In October 2022, PHECC Chairperson Dr Jacqueline Burke (PhD) informed the Council of an extended call with the Department regarding the legislative deficiencies and the “considerable time which had elapsed in addressing these”.
The following month, Dr Burke told the Council that the Department informed her “some work had commenced on the matter” and fundamental progress was envisaged by the end of 2023.
“However, the Chair pointed out that that this may not meet the expectations of Council members who are frustrated by the lack of progress to date. A meeting with the Minister for Health may be required…. The importance of legislative change in order to protect the public was reiterated.”
In July 2019, Dr Burke warned the then Minister Simon Harris that the failure to adequately regulate pre-hospital emergency services put the public “at risk” and posed a “significant reputational risk” to the Minister and Department.
Dr Burke stated that “during this year, we (PHECC) have had to explain in public that while we can set and monitor standards, we have no medium to enforce their use”. PHECC did not have the ability to enforce registrants’ use of its clinical practice guidelines or enforce these standards generally, she added.

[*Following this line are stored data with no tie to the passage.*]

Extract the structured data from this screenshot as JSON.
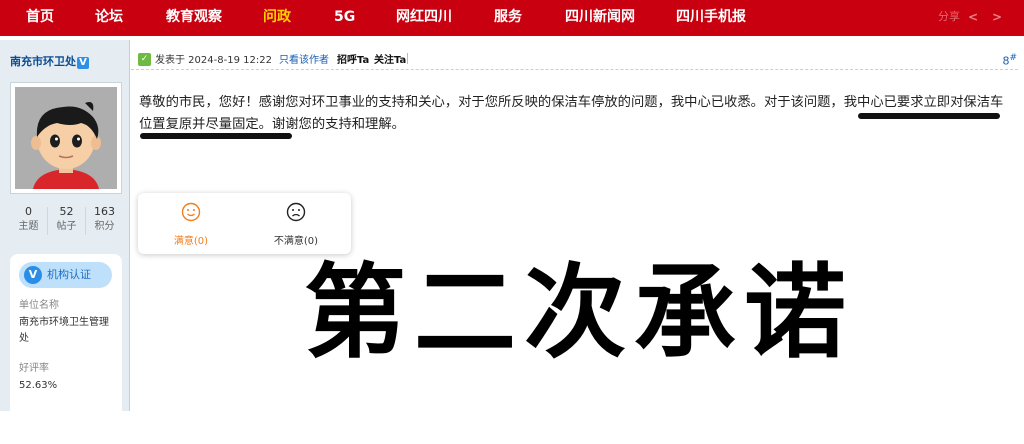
{
  "nav": {
    "items": [
      "首页",
      "论坛",
      "教育观察",
      "问政",
      "5G",
      "网红四川",
      "服务",
      "四川新闻网",
      "四川手机报"
    ],
    "active_index": 3,
    "faint_right": "分享",
    "accent": "#c8000f",
    "active_color": "#ffd200"
  },
  "sidebar": {
    "username": "南充市环卫处",
    "verified_mark": "V",
    "stats": [
      {
        "value": "0",
        "label": "主题"
      },
      {
        "value": "52",
        "label": "帖子"
      },
      {
        "value": "163",
        "label": "积分"
      }
    ],
    "certification": {
      "badge_icon": "V",
      "badge_label": "机构认证",
      "unit_label": "单位名称",
      "unit_value": "南充市环境卫生管理处",
      "rating_label": "好评率",
      "rating_value": "52.63%"
    }
  },
  "post": {
    "posted_at": "发表于 2024-8-19 12:22",
    "only_author": "只看该作者",
    "greet": "招呼Ta",
    "follow": "关注Ta",
    "floor": "8",
    "floor_mark": "#",
    "body": "尊敬的市民，您好！感谢您对环卫事业的支持和关心，对于您所反映的保洁车停放的问题，我中心已收悉。对于该问题，我中心已要求立即对保洁车位置复原并尽量固定。谢谢您的支持和理解。"
  },
  "rating": {
    "satisfied": "满意(0)",
    "unsatisfied": "不满意(0)",
    "satisfied_color": "#f07d1e"
  },
  "overlay_caption": "第二次承诺"
}
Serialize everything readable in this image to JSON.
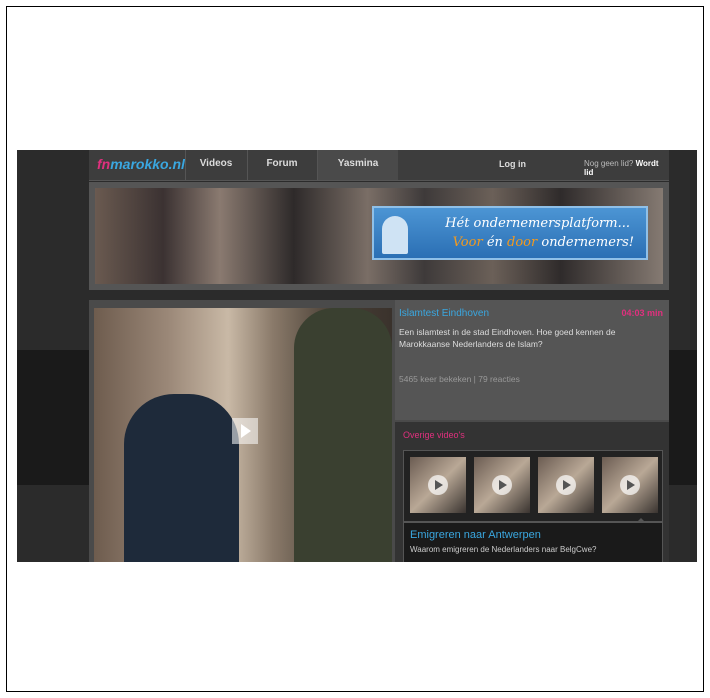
{
  "nav": {
    "logo_prefix": "fn",
    "logo_main": "marokko.nl",
    "items": [
      {
        "label": "Videos"
      },
      {
        "label": "Forum"
      },
      {
        "label": "Yasmina"
      }
    ],
    "login": "Log in",
    "signup_prompt": "Nog geen lid?",
    "signup_link": "Wordt lid"
  },
  "banner": {
    "line1": "Hét ondernemersplatform...",
    "line2_a": "Voor",
    "line2_b": "én",
    "line2_c": "door",
    "line2_d": "ondernemers!"
  },
  "video": {
    "title": "Islamtest Eindhoven",
    "badge": "04:03 min",
    "description": "Een islamtest in de stad Eindhoven. Hoe goed kennen de Marokkaanse Nederlanders de Islam?",
    "meta": "5465 keer bekeken | 79 reacties"
  },
  "other_videos": {
    "title": "Overige video's",
    "featured_title": "Emigreren naar Antwerpen",
    "featured_sub": "Waarom emigreren de Nederlanders naar BelgCwe?"
  },
  "colors": {
    "accent_blue": "#3aa7e0",
    "accent_pink": "#e0307e"
  }
}
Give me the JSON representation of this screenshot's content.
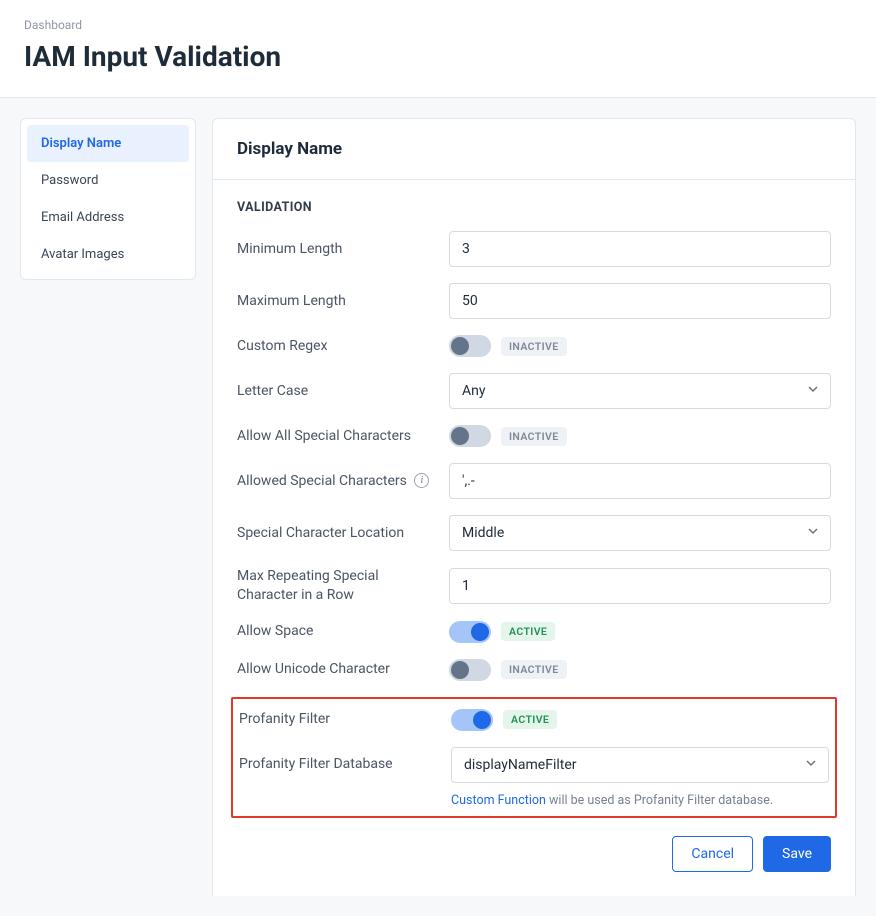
{
  "breadcrumb": "Dashboard",
  "page_title": "IAM Input Validation",
  "sidebar": {
    "items": [
      {
        "label": "Display Name",
        "active": true
      },
      {
        "label": "Password"
      },
      {
        "label": "Email Address"
      },
      {
        "label": "Avatar Images"
      }
    ]
  },
  "panel": {
    "title": "Display Name",
    "section_label": "VALIDATION"
  },
  "fields": {
    "min_length": {
      "label": "Minimum Length",
      "value": "3"
    },
    "max_length": {
      "label": "Maximum Length",
      "value": "50"
    },
    "custom_regex": {
      "label": "Custom Regex",
      "badge": "INACTIVE"
    },
    "letter_case": {
      "label": "Letter Case",
      "value": "Any"
    },
    "allow_all_special": {
      "label": "Allow All Special Characters",
      "badge": "INACTIVE"
    },
    "allowed_special_chars": {
      "label": "Allowed Special Characters",
      "value": "',.-"
    },
    "special_char_location": {
      "label": "Special Character Location",
      "value": "Middle"
    },
    "max_repeating": {
      "label": "Max Repeating Special Character in a Row",
      "value": "1"
    },
    "allow_space": {
      "label": "Allow Space",
      "badge": "ACTIVE"
    },
    "allow_unicode": {
      "label": "Allow Unicode Character",
      "badge": "INACTIVE"
    },
    "profanity_filter": {
      "label": "Profanity Filter",
      "badge": "ACTIVE"
    },
    "profanity_db": {
      "label": "Profanity Filter Database",
      "value": "displayNameFilter"
    }
  },
  "hint": {
    "link": "Custom Function",
    "text": " will be used as Profanity Filter database."
  },
  "actions": {
    "cancel": "Cancel",
    "save": "Save"
  }
}
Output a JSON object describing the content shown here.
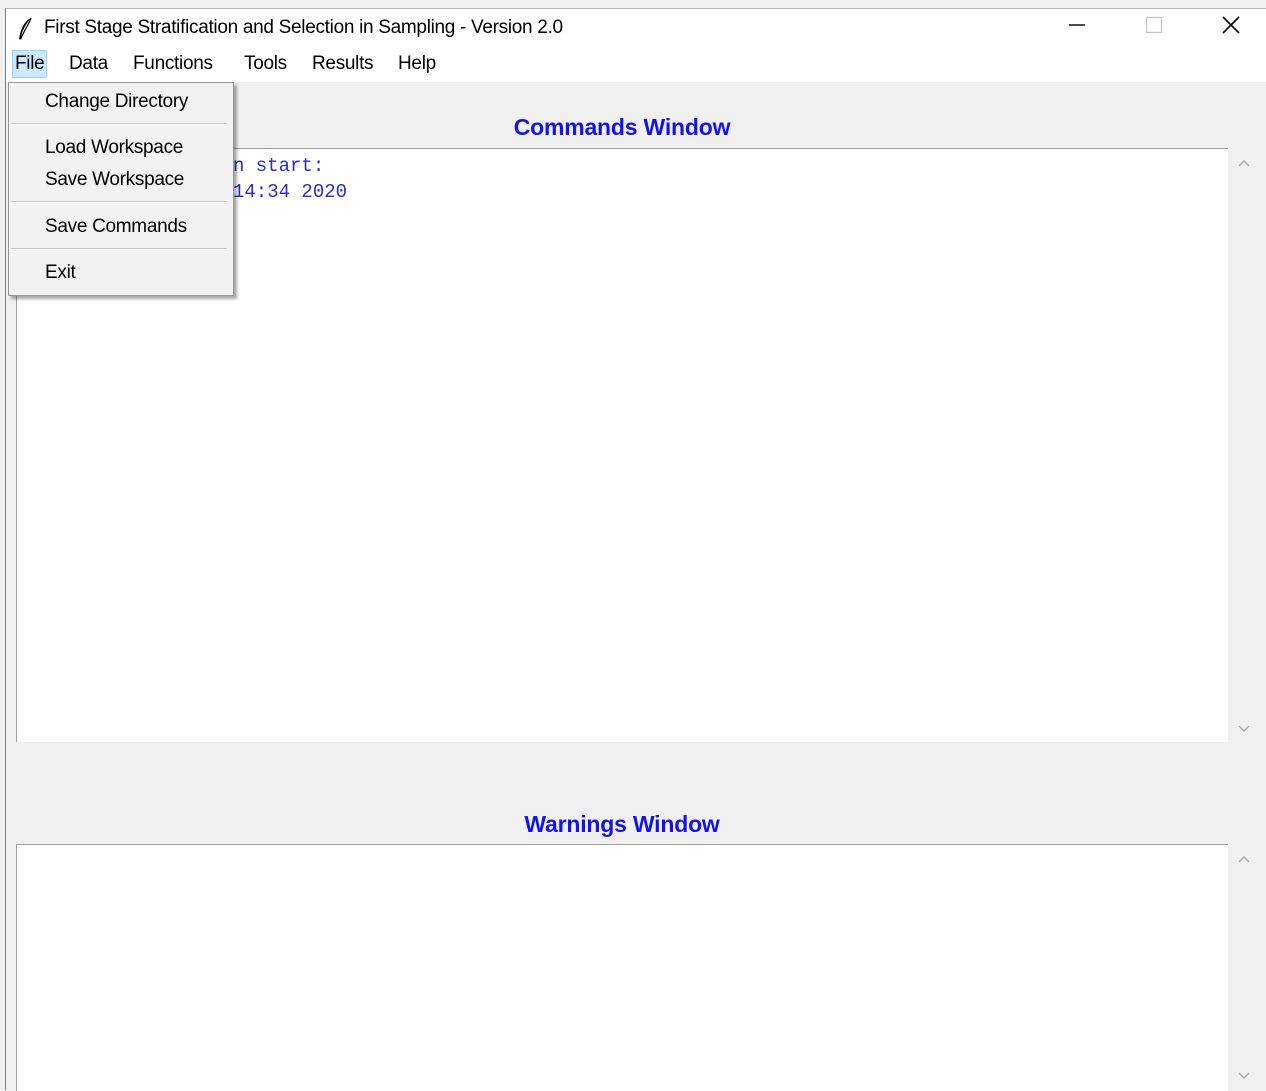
{
  "window": {
    "title": "First Stage Stratification and Selection in Sampling - Version 2.0"
  },
  "menubar": {
    "items": [
      {
        "label": "File"
      },
      {
        "label": "Data"
      },
      {
        "label": "Functions"
      },
      {
        "label": "Tools"
      },
      {
        "label": "Results"
      },
      {
        "label": "Help"
      }
    ]
  },
  "file_menu": {
    "items": [
      {
        "label": "Change Directory"
      },
      {
        "label": "Load Workspace"
      },
      {
        "label": "Save Workspace"
      },
      {
        "label": "Save Commands"
      },
      {
        "label": "Exit"
      }
    ]
  },
  "commands": {
    "title": "Commands Window",
    "lines": [
      "n start:",
      "14:34 2020"
    ]
  },
  "warnings": {
    "title": "Warnings Window"
  },
  "colors": {
    "accent": "#1414e8",
    "console_text": "#2b2bd2",
    "menu_highlight": "#cce8ff"
  },
  "icons": {
    "app": "feather-icon",
    "minimize": "minimize-icon",
    "maximize": "maximize-icon",
    "close": "close-icon",
    "scroll_up": "chevron-up-icon",
    "scroll_down": "chevron-down-icon"
  }
}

These matters had been raised with the Department by the previous Council, the letter outlined.
The Future of Paramedicine, published by PHECC in 2016, stated that it had no enforcement powers to impose mandatory registration on people who wished to practise as emergency medical technicians, paramedics, or advanced paramedics.
In addition, PHECC did not have the power to restrict a practitioner’s registration through imposition of conditions or suspension or cancellation
PHECC had not commented by press time.